15. Par suite, l’association « Bien vivre à Pierre-Bénite » et Mme C sont fondées à demander la suspension provisoire de l’exécution de l’arrêté du 2 février 2024 prenant acte du dossier de création d’une unité de fabrication en pré-compound.
Sur l’application de l’article L. 761-1 du code de justice administrative :
16. Il y a lieu, dans les circonstances de l’espèce, de mettre à la charge de l’Etat et de la société Daikin chemical France la somme de 1 000 euros chacun à verser aux requérantes au titre des frais non compris dans les dépens qu’ils ont exposés.
ORDONNE :
Article 1er : L’intervention de la commune d’Oullins-Pierre-Bénite est admise.

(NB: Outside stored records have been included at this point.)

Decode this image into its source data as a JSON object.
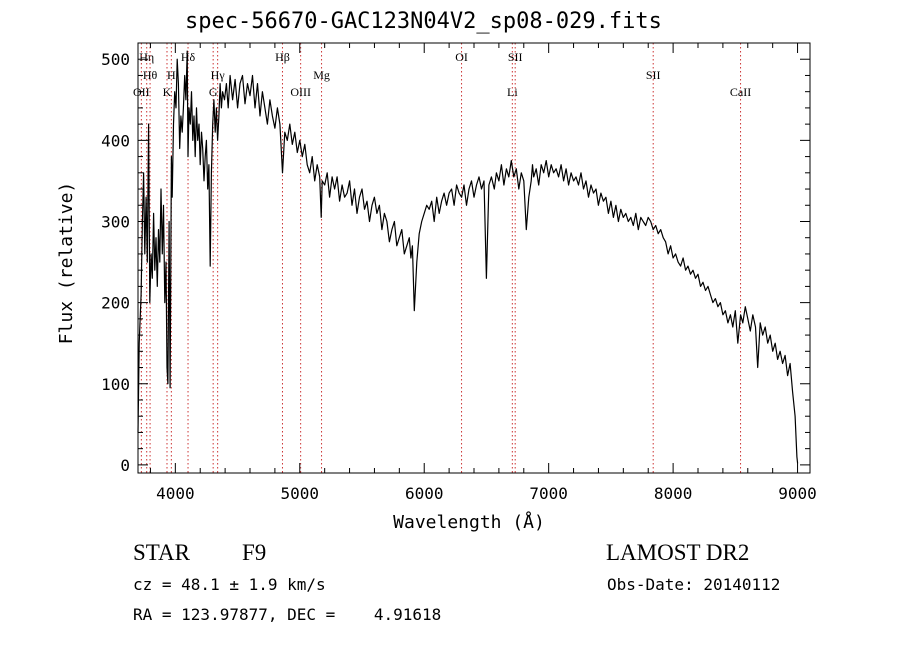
{
  "chart_data": {
    "type": "line",
    "title": "spec-56670-GAC123N04V2_sp08-029.fits",
    "xlabel": "Wavelength (Å)",
    "ylabel": "Flux (relative)",
    "xlim": [
      3700,
      9100
    ],
    "ylim": [
      -10,
      520
    ],
    "xticks": [
      4000,
      5000,
      6000,
      7000,
      8000,
      9000
    ],
    "yticks": [
      0,
      100,
      200,
      300,
      400,
      500
    ],
    "grid": false,
    "legend": "none",
    "line_color": "#000000",
    "marker_color": "#cc3333",
    "series": [
      {
        "x": [
          3700,
          3710,
          3725,
          3735,
          3745,
          3755,
          3765,
          3775,
          3785,
          3795,
          3805,
          3815,
          3825,
          3835,
          3845,
          3855,
          3865,
          3875,
          3885,
          3895,
          3905,
          3915,
          3925,
          3933,
          3940,
          3950,
          3958,
          3968,
          3975,
          3985,
          3995,
          4005,
          4015,
          4025,
          4035,
          4045,
          4055,
          4065,
          4075,
          4085,
          4095,
          4102,
          4110,
          4120,
          4130,
          4140,
          4150,
          4160,
          4170,
          4180,
          4190,
          4200,
          4210,
          4220,
          4230,
          4240,
          4250,
          4260,
          4270,
          4280,
          4290,
          4300,
          4310,
          4320,
          4330,
          4340,
          4350,
          4360,
          4370,
          4380,
          4395,
          4410,
          4425,
          4440,
          4460,
          4480,
          4500,
          4520,
          4540,
          4560,
          4580,
          4600,
          4620,
          4640,
          4660,
          4680,
          4700,
          4720,
          4740,
          4760,
          4780,
          4800,
          4820,
          4840,
          4861,
          4880,
          4900,
          4920,
          4940,
          4960,
          4980,
          5000,
          5020,
          5040,
          5060,
          5080,
          5100,
          5120,
          5140,
          5160,
          5172,
          5180,
          5200,
          5220,
          5240,
          5260,
          5280,
          5300,
          5320,
          5340,
          5360,
          5380,
          5400,
          5420,
          5440,
          5460,
          5480,
          5500,
          5520,
          5540,
          5560,
          5580,
          5600,
          5620,
          5640,
          5660,
          5680,
          5700,
          5720,
          5740,
          5760,
          5780,
          5800,
          5820,
          5840,
          5860,
          5880,
          5893,
          5905,
          5920,
          5940,
          5960,
          5980,
          6000,
          6020,
          6040,
          6060,
          6080,
          6100,
          6120,
          6140,
          6160,
          6180,
          6200,
          6220,
          6240,
          6260,
          6280,
          6300,
          6320,
          6340,
          6360,
          6380,
          6400,
          6420,
          6440,
          6460,
          6480,
          6500,
          6520,
          6540,
          6563,
          6580,
          6600,
          6620,
          6640,
          6660,
          6680,
          6700,
          6720,
          6740,
          6760,
          6780,
          6800,
          6820,
          6840,
          6860,
          6870,
          6880,
          6900,
          6920,
          6940,
          6960,
          6980,
          7000,
          7020,
          7040,
          7060,
          7080,
          7100,
          7120,
          7140,
          7160,
          7180,
          7200,
          7220,
          7240,
          7260,
          7280,
          7300,
          7320,
          7340,
          7360,
          7380,
          7400,
          7420,
          7440,
          7460,
          7480,
          7500,
          7520,
          7540,
          7560,
          7580,
          7600,
          7620,
          7640,
          7660,
          7680,
          7700,
          7720,
          7740,
          7760,
          7780,
          7800,
          7820,
          7840,
          7860,
          7880,
          7900,
          7920,
          7940,
          7960,
          7980,
          8000,
          8020,
          8040,
          8060,
          8080,
          8100,
          8120,
          8140,
          8160,
          8180,
          8200,
          8220,
          8240,
          8260,
          8280,
          8300,
          8320,
          8340,
          8360,
          8380,
          8400,
          8420,
          8440,
          8460,
          8480,
          8500,
          8520,
          8542,
          8560,
          8580,
          8600,
          8620,
          8640,
          8662,
          8680,
          8700,
          8720,
          8740,
          8760,
          8780,
          8800,
          8820,
          8840,
          8860,
          8880,
          8900,
          8920,
          8940,
          8960,
          8980,
          8995,
          9000
        ],
        "values": [
          40,
          150,
          210,
          300,
          360,
          260,
          330,
          250,
          420,
          200,
          260,
          230,
          310,
          240,
          280,
          220,
          290,
          250,
          340,
          260,
          320,
          200,
          250,
          120,
          100,
          300,
          95,
          380,
          330,
          420,
          460,
          440,
          500,
          470,
          390,
          430,
          410,
          440,
          480,
          450,
          510,
          380,
          440,
          420,
          460,
          400,
          430,
          380,
          440,
          400,
          420,
          370,
          410,
          390,
          350,
          380,
          400,
          340,
          370,
          245,
          360,
          420,
          450,
          410,
          440,
          400,
          430,
          470,
          440,
          460,
          450,
          470,
          440,
          480,
          450,
          475,
          440,
          470,
          480,
          445,
          470,
          455,
          480,
          440,
          470,
          430,
          460,
          440,
          420,
          450,
          430,
          415,
          440,
          420,
          360,
          410,
          400,
          420,
          395,
          410,
          385,
          400,
          380,
          395,
          370,
          360,
          380,
          350,
          370,
          355,
          305,
          350,
          345,
          360,
          330,
          355,
          340,
          355,
          325,
          345,
          330,
          335,
          350,
          320,
          340,
          310,
          330,
          340,
          315,
          325,
          300,
          320,
          330,
          310,
          320,
          290,
          310,
          300,
          275,
          290,
          300,
          270,
          280,
          290,
          260,
          270,
          280,
          255,
          270,
          190,
          250,
          285,
          300,
          310,
          320,
          315,
          325,
          300,
          330,
          310,
          325,
          335,
          320,
          335,
          340,
          320,
          345,
          335,
          330,
          345,
          320,
          340,
          350,
          330,
          345,
          355,
          340,
          350,
          230,
          345,
          355,
          340,
          360,
          350,
          370,
          345,
          365,
          355,
          375,
          355,
          365,
          340,
          360,
          350,
          290,
          330,
          350,
          370,
          355,
          365,
          345,
          370,
          360,
          375,
          355,
          370,
          360,
          365,
          355,
          370,
          350,
          365,
          345,
          360,
          350,
          355,
          345,
          360,
          340,
          350,
          330,
          345,
          335,
          340,
          320,
          335,
          325,
          330,
          310,
          325,
          305,
          320,
          300,
          315,
          305,
          310,
          300,
          305,
          295,
          310,
          290,
          305,
          300,
          295,
          305,
          300,
          290,
          295,
          285,
          290,
          280,
          275,
          260,
          270,
          255,
          260,
          250,
          245,
          255,
          240,
          245,
          235,
          240,
          230,
          235,
          220,
          225,
          215,
          220,
          210,
          200,
          205,
          195,
          200,
          185,
          190,
          175,
          185,
          170,
          190,
          150,
          185,
          175,
          195,
          180,
          165,
          185,
          170,
          120,
          175,
          160,
          170,
          150,
          160,
          140,
          150,
          130,
          140,
          125,
          135,
          110,
          125,
          90,
          60,
          10,
          2
        ]
      }
    ],
    "line_markers": [
      {
        "wl": 3770,
        "label": "Hη",
        "row": 1
      },
      {
        "wl": 3797,
        "label": "Hθ",
        "row": 2
      },
      {
        "wl": 3727,
        "label": "OII",
        "row": 3
      },
      {
        "wl": 3933,
        "label": "K",
        "row": 3
      },
      {
        "wl": 3968,
        "label": "H",
        "row": 2
      },
      {
        "wl": 4102,
        "label": "Hδ",
        "row": 1
      },
      {
        "wl": 4304,
        "label": "G",
        "row": 3
      },
      {
        "wl": 4340,
        "label": "Hγ",
        "row": 2
      },
      {
        "wl": 4861,
        "label": "Hβ",
        "row": 1
      },
      {
        "wl": 5007,
        "label": "OIII",
        "row": 3
      },
      {
        "wl": 5175,
        "label": "Mg",
        "row": 2
      },
      {
        "wl": 6300,
        "label": "OI",
        "row": 1
      },
      {
        "wl": 6708,
        "label": "Li",
        "row": 3
      },
      {
        "wl": 6731,
        "label": "SII",
        "row": 1
      },
      {
        "wl": 7840,
        "label": "SII",
        "row": 2
      },
      {
        "wl": 8542,
        "label": "CaII",
        "row": 3
      }
    ]
  },
  "footer": {
    "object_class": "STAR",
    "subclass": "F9",
    "survey": "LAMOST DR2",
    "cz": "cz = 48.1 ± 1.9 km/s",
    "obs_date": "Obs-Date: 20140112",
    "coords": "RA = 123.97877, DEC =    4.91618"
  }
}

Article 2 : L’intervention de l’association Notre affaire à tous et de l’association Notre affaire à tous Lyon est admise.
Article 3 : L’exécution de l’arrêté du 2 février 2024 de la préfète du Rhône prenant acte du dossier de création d’une unité de fabrication en pré-compound sur l’installation exploitée par la société Daikin chemical France à Pierre-Bénite est suspendue.
Article 4 : L’Etat versera à l’association « Bien vivre à Pierre-Bénite » et à Mme C la somme de 1 000 euros au titre de l’article L. 761-1 du code de justice administrative.
Article 5 : La société Daikin chemical France versera à l’association « Bien vivre à Pierre-Bénite » et à Mme C la somme de 1 000 euros au titre de l’article L. 761-1 du code de justice administrative.
Article 6 : La présente ordonnance sera notifiée à l’association « Bien vivre à Pierre-Bénite », à Mme A C, au ministre de la transition écologique et de la cohésion des territoires, à la société Daikin chemical France, à la commune d’Oullins-Pierre-Bénite, à l’association Notre affaire à tous et à l’association Notre affaire à tous Lyon.
Copie en sera adressée à la préfète du Rhône.
Fait à Lyon, le 20 juin 2024.
Le juge des référés,
T. Besse
La greffière,
S. LecasLa République mande et ordonne au ministre de la transition écologique et de la cohésion des territoires en ce qui le concerne ou à tous commissaires de justice à ce requis en ce qui concerne les voies de droit commun contre les parties privées, de pourvoir à l’exécution de la présente décision.